Wir sind der festen Überzeugung, dass wir den Weg der Digitalisierung und Entbürokratisierung weiter voranschreiten müssen. Nicht nur, um die Patientinnen und Patienten besser versorgen zu können, sondern auch für die Beschäftigten, die teilweise massiv darunter leiden.

Nach Jahrzehnten haben wir in der Digitalisierung mit dem E-Rezept und dem Ausrollen der elektronischen Patientenakte (ePA) endlich ein paar grundsätzlich richtige Schritte gemacht, selbst wenn es hierbei die ein oder andere Kinderkrankheit noch gibt.

Zudem müssen wir die Ambulantisierung weiter vorantreiben und die Hybrid-DRG vollumfänglich operationalisieren und nicht nur so umsetzen, wie wir es im Rahmen der Krankenhausreform bislang vorgesehen haben. Ich bin der festen Überzeugung, dass wir mit der Digitalisierung, der forcierten Ambulantisierung sowie der Patientensteuerung mit dem geplanten Primärarztsystem viel an Verbesserungen erreichen können.

Mir ist wichtig, dass der klassische Dreiklang der Stabilisierung, der Modernisierung, aber auch der spürbaren Verbesserung für jeden Einzelnen im Gesundheitssystem, weiterhin verfolgt wird. 

Wo liegen aus Ihrer Sicht die größten Herausforderungen im Gesundheitswesen?
Das sind die Rahmenbedingungen, die uns gesetzt werden.

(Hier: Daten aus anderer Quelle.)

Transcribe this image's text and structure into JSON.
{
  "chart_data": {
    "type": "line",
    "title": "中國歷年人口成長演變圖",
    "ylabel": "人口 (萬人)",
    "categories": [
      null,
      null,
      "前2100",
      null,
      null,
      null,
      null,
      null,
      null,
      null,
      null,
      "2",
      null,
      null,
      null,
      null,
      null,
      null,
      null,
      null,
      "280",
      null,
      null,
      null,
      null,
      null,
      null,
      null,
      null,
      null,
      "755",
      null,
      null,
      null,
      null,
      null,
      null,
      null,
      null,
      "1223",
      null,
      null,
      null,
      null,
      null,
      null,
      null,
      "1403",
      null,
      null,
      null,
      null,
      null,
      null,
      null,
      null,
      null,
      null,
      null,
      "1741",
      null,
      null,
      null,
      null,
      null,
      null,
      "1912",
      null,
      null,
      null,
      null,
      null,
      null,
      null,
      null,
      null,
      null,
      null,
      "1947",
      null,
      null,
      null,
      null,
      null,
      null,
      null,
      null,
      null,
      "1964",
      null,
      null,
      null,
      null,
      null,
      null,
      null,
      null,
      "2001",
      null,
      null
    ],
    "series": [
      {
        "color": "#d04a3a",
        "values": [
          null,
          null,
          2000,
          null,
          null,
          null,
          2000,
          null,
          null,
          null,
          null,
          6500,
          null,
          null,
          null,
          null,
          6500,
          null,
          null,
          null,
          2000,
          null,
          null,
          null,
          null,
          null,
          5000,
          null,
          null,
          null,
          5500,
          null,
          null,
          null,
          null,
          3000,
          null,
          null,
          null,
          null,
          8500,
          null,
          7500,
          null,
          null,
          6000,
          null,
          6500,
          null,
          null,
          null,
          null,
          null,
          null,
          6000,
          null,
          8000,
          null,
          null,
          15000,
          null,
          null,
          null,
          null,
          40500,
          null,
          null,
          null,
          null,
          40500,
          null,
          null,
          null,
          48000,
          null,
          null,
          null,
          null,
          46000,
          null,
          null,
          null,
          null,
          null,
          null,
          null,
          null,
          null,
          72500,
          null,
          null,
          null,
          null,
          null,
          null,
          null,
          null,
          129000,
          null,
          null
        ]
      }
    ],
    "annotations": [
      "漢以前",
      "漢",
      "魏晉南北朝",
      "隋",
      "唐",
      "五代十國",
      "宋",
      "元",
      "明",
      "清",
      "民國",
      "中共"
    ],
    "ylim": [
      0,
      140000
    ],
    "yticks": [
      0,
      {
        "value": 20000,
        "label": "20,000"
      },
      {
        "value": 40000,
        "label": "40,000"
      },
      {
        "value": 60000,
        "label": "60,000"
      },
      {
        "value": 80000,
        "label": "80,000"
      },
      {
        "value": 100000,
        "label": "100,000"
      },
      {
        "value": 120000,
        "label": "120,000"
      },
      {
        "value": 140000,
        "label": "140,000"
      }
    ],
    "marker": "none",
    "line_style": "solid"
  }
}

Wir haben eine immer ältere werdende Gesellschaft, und das stellt uns vor große Herausforderungen. Deshalb müssen wir ein System aufstellen, das hocheffektiv ist und Effizienzreserven heben kann, die notwendig sind.

Gesundheit und Pflege ist und bleibt eine Dauerbaustelle. Politik auf diesem hochkomplexen Feld auf Bundesebene gestalten zu wollen, kann sehr herausfordernd und kräftezehrend sein. Das ist auch der Grund, warum ich die Landespolitik verlassen habe und in die Bundespolitik gewechselt bin. Hier kann man wirklich gestalten und im gesundheitspolitischen Sinne etwas bewirken. 

Was wollen Sie erreichen, damit es eine erfolgreiche Legislaturperiode wird?
Ich bin sehr guter Dinge, dass wir in der neuen Regierungskoalition gut zusammenarbeiten werden und bin froh, dass wir einen Finanzminister haben, der weiß pragmatisch mit Problemen umzugehen anstatt ideologischen Dogmen zu erliegen.

Da es derzeit keine andere Konstellation der politischen Mitte zur Regierungsbildung gibt, gilt es dieser erheblichen Verantwortung für Deutschland – die ein jeder von uns spürt - gerade im Bereich Gesundheit und Pflege gerecht zu werden.